Rarement on verra un grand nombre de personnages réunis ensemble, certains ne se croisent même jamais… Mais chaque action a un impact sur tous les autres personnages et fait avancer l’intrigue. Le tableau est ainsi d’une complexité folle, absolument sans aucune trace de manichéisme et nous dévoile une galerie de personnages uniques et « vrais », sous leur meilleur comme sous leur pire jour (bon, souvent leur pire, à vrai dire). Pour ne rien gâcher et faire la force de ces personnages, la série peut compter sur un casting de haute volée qui allie merveilleusement bien grands noms comme la divine Felicity Huffman, inoubliable Lynette de Desperate Housewives, l’envoûtante Regina King ou l’excellent Timothy Hutton et visages moins connus comme ceux qui incarnent Aubrey et Carter, le déchirant couple tragique de la saison 1 ou les jeunes et bouleversants Taylor et Eric de la saison 2.

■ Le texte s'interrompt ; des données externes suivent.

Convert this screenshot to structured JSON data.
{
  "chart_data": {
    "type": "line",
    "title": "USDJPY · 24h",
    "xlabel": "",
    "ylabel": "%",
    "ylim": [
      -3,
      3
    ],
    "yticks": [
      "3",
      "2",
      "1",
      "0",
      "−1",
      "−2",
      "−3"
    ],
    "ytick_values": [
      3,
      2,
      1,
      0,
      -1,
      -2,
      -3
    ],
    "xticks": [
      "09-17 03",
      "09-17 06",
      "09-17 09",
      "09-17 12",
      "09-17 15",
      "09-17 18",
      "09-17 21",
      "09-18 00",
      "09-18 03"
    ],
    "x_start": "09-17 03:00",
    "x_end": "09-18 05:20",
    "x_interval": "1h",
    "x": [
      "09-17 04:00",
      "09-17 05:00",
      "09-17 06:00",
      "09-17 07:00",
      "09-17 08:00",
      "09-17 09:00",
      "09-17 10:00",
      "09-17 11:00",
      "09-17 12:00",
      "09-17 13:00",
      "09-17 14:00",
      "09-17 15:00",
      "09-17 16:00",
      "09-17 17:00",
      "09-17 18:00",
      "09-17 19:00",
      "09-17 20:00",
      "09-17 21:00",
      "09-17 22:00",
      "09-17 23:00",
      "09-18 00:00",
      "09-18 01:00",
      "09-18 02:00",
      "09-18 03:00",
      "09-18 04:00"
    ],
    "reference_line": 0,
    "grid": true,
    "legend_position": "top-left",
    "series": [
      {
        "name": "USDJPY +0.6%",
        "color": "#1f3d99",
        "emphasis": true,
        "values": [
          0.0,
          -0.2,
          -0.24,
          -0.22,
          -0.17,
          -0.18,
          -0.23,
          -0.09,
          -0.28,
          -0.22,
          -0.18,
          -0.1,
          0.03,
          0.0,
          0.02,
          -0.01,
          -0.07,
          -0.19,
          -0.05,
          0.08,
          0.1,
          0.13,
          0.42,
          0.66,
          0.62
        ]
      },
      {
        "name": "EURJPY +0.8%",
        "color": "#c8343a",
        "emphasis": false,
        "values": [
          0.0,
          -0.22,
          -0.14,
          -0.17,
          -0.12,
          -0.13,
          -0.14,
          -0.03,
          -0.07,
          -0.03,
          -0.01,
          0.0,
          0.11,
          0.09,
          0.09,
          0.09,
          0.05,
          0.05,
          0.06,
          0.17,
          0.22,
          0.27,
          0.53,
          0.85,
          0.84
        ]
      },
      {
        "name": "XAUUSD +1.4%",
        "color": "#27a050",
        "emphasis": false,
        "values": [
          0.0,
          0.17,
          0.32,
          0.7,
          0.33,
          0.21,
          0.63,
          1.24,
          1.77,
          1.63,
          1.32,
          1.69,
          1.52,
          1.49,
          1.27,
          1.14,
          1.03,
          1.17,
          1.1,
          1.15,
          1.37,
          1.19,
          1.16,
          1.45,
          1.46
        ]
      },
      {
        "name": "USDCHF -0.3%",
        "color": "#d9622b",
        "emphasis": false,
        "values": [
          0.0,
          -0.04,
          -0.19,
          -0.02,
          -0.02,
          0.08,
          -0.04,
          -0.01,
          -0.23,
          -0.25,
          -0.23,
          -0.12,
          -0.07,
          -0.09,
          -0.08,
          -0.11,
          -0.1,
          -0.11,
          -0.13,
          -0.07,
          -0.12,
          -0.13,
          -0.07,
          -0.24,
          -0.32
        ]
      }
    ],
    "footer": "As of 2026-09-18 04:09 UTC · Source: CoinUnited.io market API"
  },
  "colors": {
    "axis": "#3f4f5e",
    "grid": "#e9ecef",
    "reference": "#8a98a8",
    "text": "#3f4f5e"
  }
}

Je profiterais de rebondir sur le talent des acteurs pour insister sur l’importance de voir les deux saisons de la série dans l’ordre, même si c’est véritablement la 2e saison qui a permis à la série de laisser exploser tout son potentiel. Non seulement je pense que la puissance de la saison 2 se ressent d’autant plus quand on s’est habitué à son style en saison 1, mais c’est aussi une opportunité d’apprécier les vrais dons de caméléon et la polyvalence des acteurs rempilant dans d’autres rôles. Si après ça, vous ne venez pas me dire que Felicity Huffman peut tout jouer, mériterait tous les Emmys du monde et devrait se présenter aux primaires socialistes et républicaines (au point où on en est…), je ne peux plus rien pour vous.

Qu’on se le dise, American Crime, ce n’est donc pas une série drôle. Dure, brutale, oppressante, horrifiante, dérangeante, âpre… sont parmi les qualificatifs qui décrivent le mieux la série. Et c’est pour ça qu’elle est géniale. C’est aussi une œuvre singulière qui tire pleinement parti de son format et nous prouve que ce n’est définitivement pas la taille des histoires qui compte pour faire réfléchir. Sans conteste, elle est le plus bel aboutissement en termes de série anthologique à l’heure actuelle, n’en déplaise à Fargo (qui n’en est pas vraiment une) et American Horror Story.

Plus important, American Crime ne s’excuse pas de ce qu’elle est, elle ne cherche pas à plaire, elle cherche à montrer, à révéler, à dire des choses. C’est devenu chose rare sur les networks aujourd’hui alors raison de plus pour, je vous en conjure, écouter ce qu’elle a à nous dire.